Today we continue our literary tour of the United States by looking at some of the best books from Connecticut. This New England state is known for its beautiful coastal towns, charming cities and villages, and for being home to the illustrious Yale University. But Connecticut is more than just its collegiate connections. It is both rural and urban, coastal and pastoral. Some of the best Connecticut books hone in on these details that make the state stand out. Join us as we take a closer look at two books set in Connecticut that—through gorgeous detail—embody some of what makes The Constitution State special.
The Witch of Blackbird Pond by Elizabeth George Speare
Elizabeth George Speare's 1958 young adult novel The Witch of Blackbird Pond earned a Newbery Medal for its gorgeous depiction of life in 17th century Connecticut. While not a Connecticut native herself, Speare still hailed from New England, specifically Massachusetts, and her familiarity with the area shines through in the book.
Many of the places mentioned in the novel, such as the eponymous Blackbird Pond, which has since been renamed Wethersfield Cove, and the Congregational Church, are actual places in Wethersfield.

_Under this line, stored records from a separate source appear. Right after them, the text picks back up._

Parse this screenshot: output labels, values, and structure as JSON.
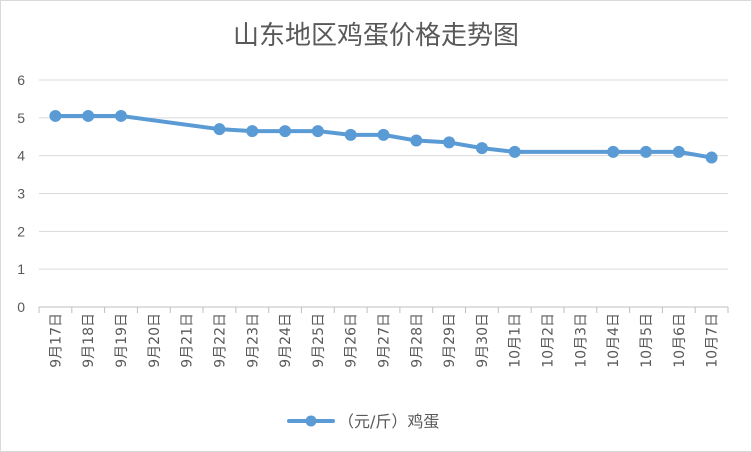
{
  "chart_data": {
    "type": "line",
    "title": "山东地区鸡蛋价格走势图",
    "xlabel": "",
    "ylabel": "",
    "ylim": [
      0,
      6
    ],
    "yticks": [
      0,
      1,
      2,
      3,
      4,
      5,
      6
    ],
    "grid": true,
    "legend_position": "bottom",
    "categories": [
      "9月17日",
      "9月18日",
      "9月19日",
      "9月20日",
      "9月21日",
      "9月22日",
      "9月23日",
      "9月24日",
      "9月25日",
      "9月26日",
      "9月27日",
      "9月28日",
      "9月29日",
      "9月30日",
      "10月1日",
      "10月2日",
      "10月3日",
      "10月4日",
      "10月5日",
      "10月6日",
      "10月7日"
    ],
    "series": [
      {
        "name": "（元/斤）鸡蛋",
        "color": "#5b9bd5",
        "values": [
          5.05,
          5.05,
          5.05,
          null,
          null,
          4.7,
          4.65,
          4.65,
          4.65,
          4.55,
          4.55,
          4.4,
          4.35,
          4.2,
          4.1,
          null,
          null,
          4.1,
          4.1,
          4.1,
          3.95
        ]
      }
    ]
  }
}
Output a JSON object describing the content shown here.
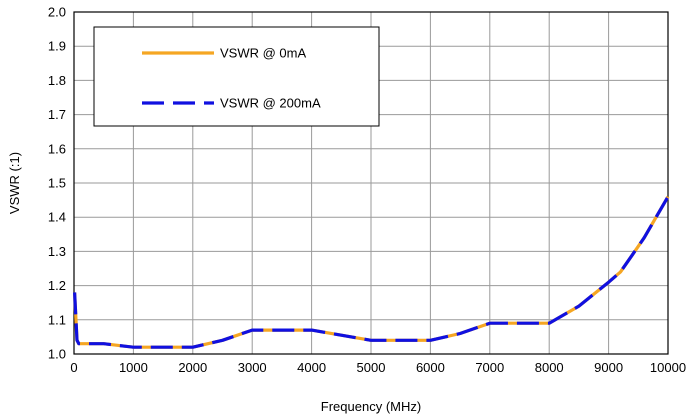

The following passage showcases Speare's prose and details the unique experience of autumn in New England, the season for which the region is best known:
The maple tree in front of the doorstep burned like a gigantic red torch. The oaks along the roadway glowed yellow and bronze. The fields stretched like a carpet of jewels, emerald and topaz and garnet. Everywhere she walked the color shouted and sang around her. The dried brown leaves crackled beneath her feet and gave off a delicious smoky fragrance. No one had ever told her about autumn in New England. The excitement of it beat in her blood. Every morning she woke with a new confidence and buoyancy she could not explain. In October any wonderful unexpected thing might be possible.
Revolutionary Road by Richard Yates
Richard Yates' 1961 novel of a suburban New England marriage, Revolutionary Road, was a finalist for the National Book Award and was adapted into a critically acclaimed film starring Kate Winslet and Leonardo DiCaprio. The novel is considered by many to be his greatest work.
Besides being impeccably written, the novel turns an unflinching eye toward the loneliness that can exist inside a marriage. Yates lived for a time in Connecticut and the following passage details an ideal view of life in New England for a an upper class, educated man in the 1960s as well as providing at atmospheric look at the eastern U.S.:
In the East, he then believed, a man went to college not for vocational training but in disciplined search for wisdom and beauty, and nobody over the age of twelve believed that those words were for sissies. In the East, wearing rumpled tweeds and flannels, he could have strolled for hours among ancient elms and clock towers, talking with his friends, and his friends would have been the cream of their generation. The girls of the East were marvelously slim and graceful; they moved with the authority of places like Bennington and Holyoke; they spoke intelligently in low, subtle voices, and they never giggled. On sharp winter evenings you could meet them for cocktails at the Biltmore and take them to the theater, and afterwards, warmed with brandy, they would come with you for a drive to a snowbound New England inn, where they’d slip happily into bed with you under an eiderdown quilt. In the East, when college was over, you could put off going seriously to work until you’d spent a few years in a book-lined bachelor flat, with intervals of European travel, and when you found your true vocation at last it was through a process of informed and unhurried selection; just as when you married at last it was to solemnize the last and best of your many long, sophisticated affairs.